I'm a regular user of Matlab. For a very CPU-intensive task, I need to keep my PC running for hours (or days) simulating stuff, which is a pain since I need to carry it around.

Do you know of a public website/company that allows a user to run a remote instance for as long as he wants to, and then charge the corresponding fee? I don't care where it is done, or how many cores are used or anything, I just want to run some .m files and then retrieve the output variables.

I don't think it is too difficult to implement but I just cannot find (I've googled a lot) someone to sell me this service. I know some universities have servers for this, but they are private.

Any help on this will be much appreciated.

Thanks, Germán

Answer

abcd picture abcd · Jun 28, 2011

You can try to get an account with MATLAB on the Teragrid, operated jointly by Cornell university and Purdue university. It is an NSF funded project and provides access to researchers (both academic and industrial) for free. You just need to fill out a request form and you should get an account setup in a day or two.

I have used the Teragrid for my projects and I am entirely satisfied with it. They have a good infrastructure with 64 servers w/ 8 cores each, for a total of 512 cores of processing power and 16 GB of RAM/server.

However, do note that you will have to change your workflow drastically and switch to writing distributed jobs instead of parallel (or serial jobs), which can be a pain in the initial days (if you're not used to it). They do have helpful resources for that.

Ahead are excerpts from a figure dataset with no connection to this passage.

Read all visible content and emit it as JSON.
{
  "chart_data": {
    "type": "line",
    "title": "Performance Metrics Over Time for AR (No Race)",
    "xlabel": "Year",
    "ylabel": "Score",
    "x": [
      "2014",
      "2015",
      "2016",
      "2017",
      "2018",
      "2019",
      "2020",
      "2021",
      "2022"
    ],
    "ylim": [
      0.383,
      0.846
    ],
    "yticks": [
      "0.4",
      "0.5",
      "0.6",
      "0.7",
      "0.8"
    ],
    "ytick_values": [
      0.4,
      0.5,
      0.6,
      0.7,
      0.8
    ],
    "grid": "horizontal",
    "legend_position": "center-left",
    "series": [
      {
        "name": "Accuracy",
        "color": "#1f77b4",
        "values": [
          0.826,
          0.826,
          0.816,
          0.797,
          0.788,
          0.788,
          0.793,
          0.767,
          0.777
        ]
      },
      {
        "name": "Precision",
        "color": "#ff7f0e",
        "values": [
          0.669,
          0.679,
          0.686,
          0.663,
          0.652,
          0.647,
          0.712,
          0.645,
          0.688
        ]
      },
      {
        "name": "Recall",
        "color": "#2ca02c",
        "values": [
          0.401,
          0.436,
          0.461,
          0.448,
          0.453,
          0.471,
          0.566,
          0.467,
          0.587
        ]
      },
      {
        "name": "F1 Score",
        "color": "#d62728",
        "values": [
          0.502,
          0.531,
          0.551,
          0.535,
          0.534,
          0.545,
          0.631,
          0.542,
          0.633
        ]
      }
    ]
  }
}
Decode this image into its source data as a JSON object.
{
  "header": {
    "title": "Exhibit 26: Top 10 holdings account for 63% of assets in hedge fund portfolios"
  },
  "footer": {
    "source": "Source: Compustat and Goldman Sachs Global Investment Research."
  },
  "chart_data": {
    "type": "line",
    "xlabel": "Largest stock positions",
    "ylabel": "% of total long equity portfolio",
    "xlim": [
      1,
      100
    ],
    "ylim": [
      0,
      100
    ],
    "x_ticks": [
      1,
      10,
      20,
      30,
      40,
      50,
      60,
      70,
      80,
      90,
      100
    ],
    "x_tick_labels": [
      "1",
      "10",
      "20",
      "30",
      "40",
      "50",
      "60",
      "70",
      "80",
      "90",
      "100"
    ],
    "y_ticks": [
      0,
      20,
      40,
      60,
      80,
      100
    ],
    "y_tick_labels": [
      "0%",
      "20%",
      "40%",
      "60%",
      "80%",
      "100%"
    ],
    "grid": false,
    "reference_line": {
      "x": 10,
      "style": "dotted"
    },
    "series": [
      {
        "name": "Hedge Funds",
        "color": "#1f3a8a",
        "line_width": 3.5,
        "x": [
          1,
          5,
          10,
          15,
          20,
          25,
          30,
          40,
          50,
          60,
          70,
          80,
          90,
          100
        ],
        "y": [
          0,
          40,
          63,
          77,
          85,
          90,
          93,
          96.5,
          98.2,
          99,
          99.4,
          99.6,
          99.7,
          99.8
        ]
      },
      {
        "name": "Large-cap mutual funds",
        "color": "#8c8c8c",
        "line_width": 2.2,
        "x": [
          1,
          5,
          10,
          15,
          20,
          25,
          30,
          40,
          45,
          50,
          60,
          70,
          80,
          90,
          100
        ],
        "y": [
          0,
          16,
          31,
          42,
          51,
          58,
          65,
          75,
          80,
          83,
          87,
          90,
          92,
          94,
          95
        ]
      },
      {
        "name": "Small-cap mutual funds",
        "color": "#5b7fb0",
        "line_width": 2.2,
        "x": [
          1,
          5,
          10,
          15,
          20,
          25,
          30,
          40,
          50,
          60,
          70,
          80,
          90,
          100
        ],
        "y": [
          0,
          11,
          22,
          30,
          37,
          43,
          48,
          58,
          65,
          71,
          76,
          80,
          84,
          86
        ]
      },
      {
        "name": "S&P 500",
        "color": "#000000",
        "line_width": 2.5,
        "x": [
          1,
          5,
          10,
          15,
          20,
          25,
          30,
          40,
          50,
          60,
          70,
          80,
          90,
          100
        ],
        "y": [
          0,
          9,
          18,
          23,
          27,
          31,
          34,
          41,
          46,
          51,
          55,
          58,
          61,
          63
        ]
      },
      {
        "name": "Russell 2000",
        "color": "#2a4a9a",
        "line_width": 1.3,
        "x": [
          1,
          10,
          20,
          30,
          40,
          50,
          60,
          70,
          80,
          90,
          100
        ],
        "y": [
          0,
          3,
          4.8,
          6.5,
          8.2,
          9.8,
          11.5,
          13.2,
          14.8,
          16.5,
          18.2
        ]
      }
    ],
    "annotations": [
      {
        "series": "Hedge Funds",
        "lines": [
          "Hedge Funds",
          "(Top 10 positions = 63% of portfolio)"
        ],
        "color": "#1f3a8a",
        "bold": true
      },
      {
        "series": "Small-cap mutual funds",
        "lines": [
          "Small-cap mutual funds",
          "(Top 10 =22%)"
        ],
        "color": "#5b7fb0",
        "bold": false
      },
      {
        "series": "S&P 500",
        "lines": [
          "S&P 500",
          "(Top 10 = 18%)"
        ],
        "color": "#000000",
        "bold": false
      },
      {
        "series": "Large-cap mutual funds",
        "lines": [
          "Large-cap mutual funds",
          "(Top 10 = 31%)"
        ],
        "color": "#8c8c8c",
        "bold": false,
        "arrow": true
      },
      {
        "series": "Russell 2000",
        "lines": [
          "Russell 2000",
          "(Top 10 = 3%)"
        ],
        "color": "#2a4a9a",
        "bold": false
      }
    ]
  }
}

Also important when working with shared resources is the concept of "wall time", which also directly relates to how long your job stays in the queue. Wall time is basically how long a single task takes to run. In order to set a sufficient wall time, you must be intricately familiar with your code's complexity (number of operations, etc) so that you don't under estimate the time required (tasks are terminated if they exceed wall time!). On the other hand, you don't want to be too lax and choose a high wall time, because then your job will stay longer in the queue. In other words, you can't just set a wall time of 7 days just to be safe, because the scheduler will make you wait till a resource can be freed for 7 days (once you access a core, it's yours and yours only), which is close to never.